Thursday, December 12, 2013

Projects: Fabrication and Fixes in La Paz

Besides having the friendly Mexican community and lots of fellow cruisers in town, La Paz might be the best place in Mexico to get boat projects done. Before we left the States in 2012, there was a very long list of things to do for Shindig to be "ready".  The high priority items got done and lower priority or 'nice to have' items were delayed.  Now we know that LaPaz is a great place to tick off that long list of boat projects.

Here are some of the projects that we worked on to get Shindig ready for the season.
  • Service Perkins engine (oil, raw water impeller, heat exchanger zinc)
  • Service Onan generator (serviced injectors, debug full power issue - ongoing....)
  • Replace fuel filters for generator and fuel polishing system
  • Replace #2 alternator voltage regulator (unit failed in the "full on" mode)
  • Install solar panels (make changes to bimini, install MPPT controller)
  • Install AIS transponder and rewire NMEA interface to plotter
  • Upgrade firmware on Raymarine plotter
  • Fix vacuum brake for Onan generator with new type
  • Lube steering system
  • Replace impeller in damage control pump
  • Re-glue forward hatch gaskets
  • Service Tohatsu outboard (zinc, lube, plugs, lower unit oil) 
  • Haul out (bottom paint, replace busted zinc bolt, service propeller and bow thruster, service all thru-hulls)
  • Have custom flopper stopper made 
  • Have dinghy chaps made
  • Wax hull, topsides, mast, clean all standing rigging
  • Varnish cockpit table and trim in aft head
  • Have full boat cover made (end of last season)
The Solar panels on Shindig's bimini add 50Ah/day (24v) on a sunny day.  Hector modified the bimini to accept the panels
Shindig is lifted for the short trip to the water.  Fresh paint, fixed thru-hull and new zincs.
Replacing #2 voltage regulator.  The wire harness was a challenge to extract

Damage control pump impeller has been replaced.  In case of a flooding emergency this engine driven pump can move a lot of water!

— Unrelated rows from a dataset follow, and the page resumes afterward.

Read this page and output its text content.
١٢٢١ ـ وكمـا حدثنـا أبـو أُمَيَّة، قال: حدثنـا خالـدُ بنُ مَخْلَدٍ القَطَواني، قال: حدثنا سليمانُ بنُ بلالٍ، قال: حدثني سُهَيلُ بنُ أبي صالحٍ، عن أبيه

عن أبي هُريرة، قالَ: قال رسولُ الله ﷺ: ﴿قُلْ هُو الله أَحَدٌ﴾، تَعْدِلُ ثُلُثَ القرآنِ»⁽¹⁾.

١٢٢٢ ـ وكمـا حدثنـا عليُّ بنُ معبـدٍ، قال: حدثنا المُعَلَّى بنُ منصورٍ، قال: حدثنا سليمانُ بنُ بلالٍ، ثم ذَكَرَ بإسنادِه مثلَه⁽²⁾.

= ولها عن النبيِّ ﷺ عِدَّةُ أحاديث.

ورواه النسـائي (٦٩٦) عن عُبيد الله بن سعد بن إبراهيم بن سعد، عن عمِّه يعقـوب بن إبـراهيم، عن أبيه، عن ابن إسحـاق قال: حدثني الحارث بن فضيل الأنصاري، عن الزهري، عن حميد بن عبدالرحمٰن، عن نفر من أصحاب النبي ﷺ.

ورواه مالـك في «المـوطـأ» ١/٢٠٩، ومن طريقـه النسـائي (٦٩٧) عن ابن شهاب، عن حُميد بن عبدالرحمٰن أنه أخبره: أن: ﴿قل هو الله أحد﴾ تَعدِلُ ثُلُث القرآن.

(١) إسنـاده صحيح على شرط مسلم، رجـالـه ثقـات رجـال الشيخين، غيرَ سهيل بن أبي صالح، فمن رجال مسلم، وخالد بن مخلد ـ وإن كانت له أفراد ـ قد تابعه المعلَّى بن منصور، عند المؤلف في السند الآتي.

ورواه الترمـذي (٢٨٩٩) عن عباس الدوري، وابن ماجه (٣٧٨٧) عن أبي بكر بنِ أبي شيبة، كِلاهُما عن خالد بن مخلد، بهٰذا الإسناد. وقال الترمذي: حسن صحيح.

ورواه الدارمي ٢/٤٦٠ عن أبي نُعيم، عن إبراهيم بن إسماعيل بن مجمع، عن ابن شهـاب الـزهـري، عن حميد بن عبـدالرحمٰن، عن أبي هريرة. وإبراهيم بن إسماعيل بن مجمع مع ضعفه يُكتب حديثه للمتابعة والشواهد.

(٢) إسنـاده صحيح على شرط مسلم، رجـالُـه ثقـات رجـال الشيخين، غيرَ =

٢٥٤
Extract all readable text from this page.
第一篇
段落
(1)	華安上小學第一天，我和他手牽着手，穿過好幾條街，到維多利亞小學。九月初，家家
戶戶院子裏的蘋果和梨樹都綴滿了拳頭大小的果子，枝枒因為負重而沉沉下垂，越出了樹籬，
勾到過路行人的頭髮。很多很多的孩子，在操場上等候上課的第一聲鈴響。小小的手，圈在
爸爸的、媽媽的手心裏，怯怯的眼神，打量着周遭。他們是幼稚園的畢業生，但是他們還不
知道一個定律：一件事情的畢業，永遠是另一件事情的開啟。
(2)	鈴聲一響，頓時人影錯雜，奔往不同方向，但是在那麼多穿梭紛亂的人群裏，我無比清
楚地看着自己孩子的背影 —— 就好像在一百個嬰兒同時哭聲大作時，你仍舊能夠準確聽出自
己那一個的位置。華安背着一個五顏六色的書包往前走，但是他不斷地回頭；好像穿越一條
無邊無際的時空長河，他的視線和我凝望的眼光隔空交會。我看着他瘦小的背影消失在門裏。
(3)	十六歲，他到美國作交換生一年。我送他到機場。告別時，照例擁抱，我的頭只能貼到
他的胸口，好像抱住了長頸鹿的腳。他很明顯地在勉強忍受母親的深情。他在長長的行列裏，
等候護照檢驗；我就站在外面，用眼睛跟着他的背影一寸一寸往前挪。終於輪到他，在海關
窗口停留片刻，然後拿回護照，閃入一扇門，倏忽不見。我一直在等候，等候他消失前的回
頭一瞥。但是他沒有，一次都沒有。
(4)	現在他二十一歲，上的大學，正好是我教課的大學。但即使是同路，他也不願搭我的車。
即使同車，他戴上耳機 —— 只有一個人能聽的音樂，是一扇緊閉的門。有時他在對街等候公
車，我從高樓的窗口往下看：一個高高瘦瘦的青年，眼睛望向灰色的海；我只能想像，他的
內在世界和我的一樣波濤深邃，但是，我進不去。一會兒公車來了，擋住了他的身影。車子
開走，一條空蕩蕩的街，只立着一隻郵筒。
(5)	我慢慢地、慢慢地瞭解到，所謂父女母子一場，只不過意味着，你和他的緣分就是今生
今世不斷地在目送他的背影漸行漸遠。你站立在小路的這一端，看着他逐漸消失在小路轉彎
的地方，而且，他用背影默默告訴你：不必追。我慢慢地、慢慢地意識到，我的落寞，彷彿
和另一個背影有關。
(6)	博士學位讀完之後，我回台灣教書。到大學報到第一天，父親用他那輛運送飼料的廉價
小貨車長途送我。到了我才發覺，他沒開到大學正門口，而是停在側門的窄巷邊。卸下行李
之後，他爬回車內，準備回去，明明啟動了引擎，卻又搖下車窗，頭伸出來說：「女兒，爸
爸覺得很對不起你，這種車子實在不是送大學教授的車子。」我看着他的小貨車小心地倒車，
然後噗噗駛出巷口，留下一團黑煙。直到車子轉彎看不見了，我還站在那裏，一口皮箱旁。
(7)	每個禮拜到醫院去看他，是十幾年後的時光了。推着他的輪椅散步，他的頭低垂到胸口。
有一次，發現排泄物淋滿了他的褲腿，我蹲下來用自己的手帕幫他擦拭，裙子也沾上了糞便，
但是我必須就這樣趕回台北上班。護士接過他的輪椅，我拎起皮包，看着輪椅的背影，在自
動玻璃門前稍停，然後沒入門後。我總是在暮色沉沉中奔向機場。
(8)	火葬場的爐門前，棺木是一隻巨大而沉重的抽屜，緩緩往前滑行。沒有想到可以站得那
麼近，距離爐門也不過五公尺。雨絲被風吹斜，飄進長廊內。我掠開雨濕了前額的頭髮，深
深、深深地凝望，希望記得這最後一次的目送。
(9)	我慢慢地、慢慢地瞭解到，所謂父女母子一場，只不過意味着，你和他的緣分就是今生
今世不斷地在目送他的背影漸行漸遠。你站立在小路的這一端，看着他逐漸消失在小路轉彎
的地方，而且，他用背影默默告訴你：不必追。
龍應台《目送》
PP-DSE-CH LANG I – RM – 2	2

Vacuum brake for the generator raw water
For years the vent loop on the generator has dripped water into the engine room.  The salt water corrodes everything it touches and the problem has gotten worse as we use the generator more....  makes sense.  My fix was to have Ernesto the metal fabricator make the fitting  above.  It fits in the cockpit drain hose and vents to the top of the generator raw water loop.

New fitting installed on the left.  Vent loop on the right.

Now when the generator runs it dumps water in the cockpit drain and when the generator is off it vents the loop and does not allow water to get into the exhaust side of the generator.  As a side benefit when the generator is running you can hear water gurgling down the drain.  Not only is it soothing... but a good indicator that you have good cooling water flow to the generator.

Ernesto also made me a flopper stopper.  I gave him the dimensions and design details and a few weeks later it was done.

This device is also sometimes called a roll stabilizer.  It rides in the water, dangling from the boom or the spinnaker pole.  As the boat rolls to one side it folds deeper into the water and as the boat rolls the other way it wings open.  In the open position it provides a lot resistance in the water and slows the roll of the boat.

Last season I borrowed one from our buddy Danny on Cycledes when we were in Punta de Mita.  It really made the motion of the boat more comfortable in a rolly anchorage.

Shindig Flopper Stopper
Jeanne from Eagle/La Paz Cruiser Supply made the webbing bits for the bridle. 
We are in Punta de Mita now and have had it deployed for a several days.  It works great!

Discovered this busted hose clamp on the generator heat exchanger.   Salt water from the dripping vacuum brake slowly ate it away.

Hector in LaPaz used the sunbrella fabric that I brought down to make a nice dinghy cover or "chaps" for our daily driver.  The red stripe was my idea to make is distinguishable from others at a distance. It is also Nancy's favorite color.

Full boat cover helped keep the intense summer sun off Shindig's decks.